Several studies (Ekstrand et al. 1983, Arnason 96, Inklaar 96, Dvorak 2000) have found a high incidence of injuries in elite male soccer and higher in games than in practice. The ethiology of the soccer injuries is less well understood. No data on the relationship between playing style and injuries are available in the literature. However, match analysis has been widely used in Norway by national team coaches (Olsen & Larsen 1997). This project is an attempt to take a similar approach to injury risk analysis using the experience and methods of the coaching staff.
The aim of the present study is to design and validate a method where video analysis is used to obtain data on situations leading up to an injury or a high - risk incident. Videotapes from 35 (46%) of 76 official Norwegian U-21 matches played in the period from February 1994 to June 1998 were traced. Of the 35 videotapes, 30 covered the match in full. The total duration of matches was 3017 min. The videotapes were analysed by two experienced doctors (TEA/LE) and all situations where the match had to be stopped because a player appeared to be injured on the pitch were noted. An incident was recorded if the match was interrupted by the referee, and a player on the Norwegian team lay down on the pitch for more than 15 s, and the player appeared to be in pain. Two soccer experts with long experience in match analysis and the team doctor (TEA) reviewed the master videotape.
Match analysis is defined as analysis of the team events leading up to the incidents, e.g. attacking, defending, and aspects related to the effectiveness of a match play on the field. The playing field was divided into five zones. Classification of playing positions was based on static playing formations. The Norwegian U-21 soccer team used a 4-5-1 formation in all matches. Incidents were classified as occurring in two playing phases, the attacking or defending phase. Several other variables, including defending team balance, types of duels e.g. heading, running, tackling and dribbling duels, awareness of the duel, movement intensity, were also recorded.
Information on injuries was obtained by retrospective review of team medical records by the team physician. Each incident identified on the videotapes was cross-referenced with the medical records and classified as an injury if the player had been unable to participate in training or match play at least for one day following the incident. Injuries were classified as minor when the player could not practice soccer normally or play matches for 1-7 days, moderate if absent for 8-21 days, and serious if absent for more than 21 days (Lewin 89).
Incidents and injuries
During the 35 matches available for video analysis, 52 incidents were recorded for the Norwegian team, i.e. 1.5 incidents per team per match or 94 incidents per 1000 player hours. Of the 52 incidents, 16 (31%) led to traumatic injuries, i.e. 0.5 injuries per match or 29 injuries per 1000 player hours. Injuries and incidents were distributed evenly throughout the six quarters of the game (chi square, p=0.50). Of the 16 injuries, seven were classified as serious, three as moderate and six as minor.

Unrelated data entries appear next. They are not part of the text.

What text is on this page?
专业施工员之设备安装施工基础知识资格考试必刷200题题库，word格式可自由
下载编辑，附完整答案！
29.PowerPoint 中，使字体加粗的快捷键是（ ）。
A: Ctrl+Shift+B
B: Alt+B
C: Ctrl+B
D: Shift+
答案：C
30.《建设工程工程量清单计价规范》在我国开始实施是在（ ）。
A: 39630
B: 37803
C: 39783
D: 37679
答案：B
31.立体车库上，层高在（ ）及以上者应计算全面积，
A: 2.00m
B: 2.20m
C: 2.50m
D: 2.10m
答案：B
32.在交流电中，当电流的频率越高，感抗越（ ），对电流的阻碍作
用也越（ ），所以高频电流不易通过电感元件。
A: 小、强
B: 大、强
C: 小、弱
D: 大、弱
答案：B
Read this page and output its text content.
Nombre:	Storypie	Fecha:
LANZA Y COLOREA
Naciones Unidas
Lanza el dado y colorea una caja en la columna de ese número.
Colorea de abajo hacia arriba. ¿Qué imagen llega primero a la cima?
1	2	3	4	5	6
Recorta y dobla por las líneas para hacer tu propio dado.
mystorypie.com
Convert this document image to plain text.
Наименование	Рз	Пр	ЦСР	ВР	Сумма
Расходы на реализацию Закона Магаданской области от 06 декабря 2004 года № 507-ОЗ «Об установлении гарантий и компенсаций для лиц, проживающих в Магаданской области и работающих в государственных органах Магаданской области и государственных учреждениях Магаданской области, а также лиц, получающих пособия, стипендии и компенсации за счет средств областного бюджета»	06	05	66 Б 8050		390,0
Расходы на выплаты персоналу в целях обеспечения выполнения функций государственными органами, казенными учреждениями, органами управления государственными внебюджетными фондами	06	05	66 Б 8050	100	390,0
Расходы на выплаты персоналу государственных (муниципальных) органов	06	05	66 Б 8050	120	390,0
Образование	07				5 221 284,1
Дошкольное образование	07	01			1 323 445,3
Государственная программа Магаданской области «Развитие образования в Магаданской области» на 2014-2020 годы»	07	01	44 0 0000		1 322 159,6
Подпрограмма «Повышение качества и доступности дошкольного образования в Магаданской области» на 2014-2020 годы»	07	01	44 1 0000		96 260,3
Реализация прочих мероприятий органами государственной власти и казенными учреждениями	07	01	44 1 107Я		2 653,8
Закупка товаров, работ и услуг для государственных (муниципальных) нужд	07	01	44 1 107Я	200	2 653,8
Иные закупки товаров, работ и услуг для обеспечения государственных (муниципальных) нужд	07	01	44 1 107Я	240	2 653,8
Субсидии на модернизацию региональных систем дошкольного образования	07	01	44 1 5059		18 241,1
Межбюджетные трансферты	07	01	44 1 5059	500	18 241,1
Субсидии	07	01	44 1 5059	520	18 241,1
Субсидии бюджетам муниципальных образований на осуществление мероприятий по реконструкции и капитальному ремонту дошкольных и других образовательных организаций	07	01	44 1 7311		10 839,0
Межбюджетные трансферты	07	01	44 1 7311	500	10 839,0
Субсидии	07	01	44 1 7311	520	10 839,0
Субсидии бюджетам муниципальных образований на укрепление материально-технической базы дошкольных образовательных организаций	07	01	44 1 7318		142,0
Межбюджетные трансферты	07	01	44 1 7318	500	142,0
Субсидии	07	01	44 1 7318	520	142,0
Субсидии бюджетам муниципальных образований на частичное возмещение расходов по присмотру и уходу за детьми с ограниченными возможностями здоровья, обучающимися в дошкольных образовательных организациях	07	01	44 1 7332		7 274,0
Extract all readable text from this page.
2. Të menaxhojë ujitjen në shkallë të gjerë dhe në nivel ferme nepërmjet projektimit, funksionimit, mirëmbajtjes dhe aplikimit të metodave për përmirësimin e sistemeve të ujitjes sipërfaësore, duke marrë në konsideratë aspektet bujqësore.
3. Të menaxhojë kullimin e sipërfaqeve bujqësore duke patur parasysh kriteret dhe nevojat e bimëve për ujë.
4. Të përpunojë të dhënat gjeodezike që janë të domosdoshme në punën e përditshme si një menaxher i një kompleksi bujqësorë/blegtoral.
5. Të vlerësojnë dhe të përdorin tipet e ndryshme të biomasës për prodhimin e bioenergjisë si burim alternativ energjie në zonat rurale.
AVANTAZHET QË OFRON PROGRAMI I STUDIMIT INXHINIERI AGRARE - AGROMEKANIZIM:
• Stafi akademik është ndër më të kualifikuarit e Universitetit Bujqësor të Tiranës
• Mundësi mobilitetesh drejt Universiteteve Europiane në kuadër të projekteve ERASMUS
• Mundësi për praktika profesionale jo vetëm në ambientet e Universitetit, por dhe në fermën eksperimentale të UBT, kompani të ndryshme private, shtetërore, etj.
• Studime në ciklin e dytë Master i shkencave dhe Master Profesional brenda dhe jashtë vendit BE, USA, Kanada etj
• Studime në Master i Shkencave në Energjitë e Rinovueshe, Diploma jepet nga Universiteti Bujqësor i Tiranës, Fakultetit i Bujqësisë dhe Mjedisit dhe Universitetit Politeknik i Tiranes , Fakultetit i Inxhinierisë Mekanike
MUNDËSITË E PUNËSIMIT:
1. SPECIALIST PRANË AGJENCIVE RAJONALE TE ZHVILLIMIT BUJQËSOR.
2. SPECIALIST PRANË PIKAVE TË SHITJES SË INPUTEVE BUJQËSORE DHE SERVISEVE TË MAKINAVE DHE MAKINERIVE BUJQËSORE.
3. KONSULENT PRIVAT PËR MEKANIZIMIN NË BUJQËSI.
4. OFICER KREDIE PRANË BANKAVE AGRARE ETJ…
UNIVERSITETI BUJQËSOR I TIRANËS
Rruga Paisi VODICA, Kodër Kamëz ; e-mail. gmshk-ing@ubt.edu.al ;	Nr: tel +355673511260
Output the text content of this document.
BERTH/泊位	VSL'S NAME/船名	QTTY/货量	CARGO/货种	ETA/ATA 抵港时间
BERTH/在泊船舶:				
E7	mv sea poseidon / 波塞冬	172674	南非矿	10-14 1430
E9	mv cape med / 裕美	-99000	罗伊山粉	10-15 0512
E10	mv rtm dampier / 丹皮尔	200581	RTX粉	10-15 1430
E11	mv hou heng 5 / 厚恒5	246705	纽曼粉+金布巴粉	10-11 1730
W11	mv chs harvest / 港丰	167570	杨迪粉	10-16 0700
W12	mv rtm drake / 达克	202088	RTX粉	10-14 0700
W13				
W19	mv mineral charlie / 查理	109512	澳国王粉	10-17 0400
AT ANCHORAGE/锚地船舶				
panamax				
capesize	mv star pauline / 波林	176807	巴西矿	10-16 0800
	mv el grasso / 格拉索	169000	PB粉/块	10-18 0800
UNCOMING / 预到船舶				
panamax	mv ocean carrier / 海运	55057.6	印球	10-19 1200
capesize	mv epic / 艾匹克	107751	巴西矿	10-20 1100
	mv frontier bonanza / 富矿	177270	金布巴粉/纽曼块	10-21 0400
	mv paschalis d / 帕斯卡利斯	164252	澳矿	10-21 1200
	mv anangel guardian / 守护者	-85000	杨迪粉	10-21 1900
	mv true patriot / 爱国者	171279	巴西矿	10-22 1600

The Kappa analysis showed that reliability was high and within acceptable limits for all the variables used. The inter-rater agreement was good (0.61-0.80) for ten variables and very good (>0.81) for nine variables. The intra-rater agreement was very good for 18 variables and good for one variable.
Of the 52 incidents recorded, 28 occurred when the team was in the attacking phase (8 injuries) and 24 in the defending phase (8 injuries). Most of the incidents during defence occurred in the defensive zone or midfield zone 1, whereas most of the incidents during offence took place in midfield zone 2 and the attacking zone. Midfielders, i.e. central midfielder, inside left/right midfielder, and wing midfielder, were exposed in 67% of the incidents.
In 17 cases a short pass was the last team event before an offensive incident, while there were only five incidents after long forward passes. In 17 cases a short pass was the last opponent team event before an defensive incident, and there were three incidents after a long forward pass.
Most incidents (70%) were the result of tackling duels. Of the 21 offensive incidents resulting from tackling duels, in 19 cases the exposed player was unaware of the opposing player or engaged in another activity (passive duellist). In eight incidents the exposed player was tackled from the front, in seven from the side, and in four incidents from the rear. Of the 15 defensive incidents resulting from tackling duels, the exposed player was the active duellist in seven cases and the passive in eight cases. Of the seven active tackling duels, the exposed player was tackling from the front in five cases and from the side in two cases.
In 27 (52%) of the incidents no free kick was awarded by the referee, fourteen led to a free kick for the exposed player and one led to a free kick against. Eight incidents resulted in a yellow card, whereas no red card was called. In two incidents the decision of the referee was unknown.
Conclusion: The main outcome of this study was that football incident analysis (FIA) has been developed as a reliable tool to analyse and describe video recordings of incidents and injuries in football-specific terms. Although soccer is a complex game where it is difficult to classify the various playing actions and player interactions, the inter- and intra-observer reproducibility for the majority of variables developed during pilot testing of FIA was high. This study shows that video analysis of incidents is a potentially valuable tool to understand the events leading up to injuries in football.